Russian scientists reach Lake Vostok after 20 years of drilling into ice in Antarctica

It has lain, silent and unseen, buried under miles of ice for 20 million years. Now, after more than two decades of
drilling, Russian scientists have reached the pristine surface of a gigantic freshwater lake – Lake Vostok in Antarctica – and what they find there could change everything.

The vast depths of Lake Vostok could hold life from the distant past, or clues to the search for life on other planets. Scientists have described reaching the lake as “a meeting with the unknown”.

“In the simplest sense, it can transform the way we think about life,” Nasa’s chief scientist Waleed Abdalati told The Associated Press by email.

As such, researchers have been wildly anticipating the break-through for years.

There are hopes it will allow a glimpse into microbial life forms that existed before the Ice Age, or precious evidence of what conditions must be like on the ice-crust moons of Jupiter and Saturn, or under Mars’ polar ice caps – and whether life could survive there.

Valery Lukin, the head of Russia’s Arctic and Antarctic Research Institute (AARI) in charge of the mission, said Wednesday that his team reached the lake’s surface Sunday.
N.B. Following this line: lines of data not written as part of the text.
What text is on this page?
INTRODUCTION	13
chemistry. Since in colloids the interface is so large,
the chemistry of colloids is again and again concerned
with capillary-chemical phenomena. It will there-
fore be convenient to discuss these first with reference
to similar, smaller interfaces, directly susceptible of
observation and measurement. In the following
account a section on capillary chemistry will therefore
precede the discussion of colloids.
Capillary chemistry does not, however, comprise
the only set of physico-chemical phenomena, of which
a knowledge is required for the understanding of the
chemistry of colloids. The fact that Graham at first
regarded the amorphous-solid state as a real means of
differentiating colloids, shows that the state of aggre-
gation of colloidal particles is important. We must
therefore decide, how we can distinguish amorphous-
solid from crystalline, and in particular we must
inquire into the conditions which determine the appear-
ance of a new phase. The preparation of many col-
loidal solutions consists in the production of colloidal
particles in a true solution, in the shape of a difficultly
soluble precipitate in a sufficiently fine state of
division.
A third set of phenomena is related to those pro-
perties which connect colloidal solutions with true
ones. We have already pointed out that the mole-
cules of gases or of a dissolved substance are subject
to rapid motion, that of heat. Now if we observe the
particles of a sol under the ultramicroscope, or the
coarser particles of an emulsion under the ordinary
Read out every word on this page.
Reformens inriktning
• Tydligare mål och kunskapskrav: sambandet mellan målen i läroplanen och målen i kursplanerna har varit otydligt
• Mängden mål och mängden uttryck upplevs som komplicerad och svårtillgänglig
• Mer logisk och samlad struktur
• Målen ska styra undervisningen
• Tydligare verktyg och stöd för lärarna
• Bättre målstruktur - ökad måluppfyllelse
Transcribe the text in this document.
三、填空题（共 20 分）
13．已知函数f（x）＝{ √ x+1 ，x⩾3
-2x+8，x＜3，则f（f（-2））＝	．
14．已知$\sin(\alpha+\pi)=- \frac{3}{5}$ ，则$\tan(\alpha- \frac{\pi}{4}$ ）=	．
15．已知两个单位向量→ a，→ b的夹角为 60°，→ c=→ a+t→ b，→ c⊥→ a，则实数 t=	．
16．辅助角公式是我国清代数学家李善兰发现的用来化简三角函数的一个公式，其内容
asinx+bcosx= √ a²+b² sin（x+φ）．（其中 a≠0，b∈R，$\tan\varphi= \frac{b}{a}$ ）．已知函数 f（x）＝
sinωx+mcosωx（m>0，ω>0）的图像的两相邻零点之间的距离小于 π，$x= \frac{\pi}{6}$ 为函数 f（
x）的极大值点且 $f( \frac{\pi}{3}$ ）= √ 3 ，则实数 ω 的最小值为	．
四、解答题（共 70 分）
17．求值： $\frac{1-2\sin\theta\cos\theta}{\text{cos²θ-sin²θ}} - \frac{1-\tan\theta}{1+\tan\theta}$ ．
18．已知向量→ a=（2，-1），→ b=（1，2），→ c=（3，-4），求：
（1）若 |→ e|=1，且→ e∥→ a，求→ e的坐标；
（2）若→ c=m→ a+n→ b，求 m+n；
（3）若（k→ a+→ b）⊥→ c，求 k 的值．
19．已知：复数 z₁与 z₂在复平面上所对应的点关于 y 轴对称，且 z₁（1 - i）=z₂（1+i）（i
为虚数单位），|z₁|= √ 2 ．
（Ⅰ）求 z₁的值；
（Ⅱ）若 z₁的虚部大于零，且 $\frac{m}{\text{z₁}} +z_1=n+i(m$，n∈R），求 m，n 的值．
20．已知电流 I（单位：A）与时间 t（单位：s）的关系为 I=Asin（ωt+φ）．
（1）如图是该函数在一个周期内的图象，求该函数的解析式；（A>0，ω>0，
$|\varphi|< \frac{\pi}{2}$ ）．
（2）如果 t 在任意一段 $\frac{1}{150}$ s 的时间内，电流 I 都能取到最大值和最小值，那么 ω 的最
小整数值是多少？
“There is no other place on Earth that has been in isolation for more than 20 million years,” Lev Savatyugin, a researcher with the AARI who was involved in preparing the mission, told The Associated Press.

“It’s a meeting with the unknown.”

Savatyugin said that scientists hope to find primeval bacteria that could expand the human knowledge of the origins of life.

“We need to see what we have here before we send missions to ice-crust moons, like Jupiter’s moon Europa,” he said.

The project, however, has drawn strong fears that 60 metric tons (66 tons) of lubricants and antifreeze used in the drilling may contaminate the pristine lake, which is roughly the size of Lake Ontario in Canada.

The Russian researchers have insisted that the bore would only slightly touch the lake’s surface and a surge in pressure will send the water rushing up the shaft where it will freeze, immediately sealing out the toxic chemicals.

Lukin said in a statement that about 1.5 cubic metres of kerosene and freon poured into tanks on the surface from the boreshaft, proof that the lake water streamed from beneath, froze, and blocked the hole.

The scientists will later remove the frozen sample for analysis in December when the next Antarctic summer comes.

Lake Vostok, about 3.8 kilometres (2.4 miles) beneath the surface, is the largest in a web of nearly 400 known subglacial lakes in Antarctica.

Scientists in other nations hope to follow up with similar projects.

Researchers believe that microbial life may exist in the dark depths of the lake despite high pressure and constant cold – conditions similar to those expected to be found under ice crust on Mars, Jupiter’s moon Europa and Saturn’s move Enceladus.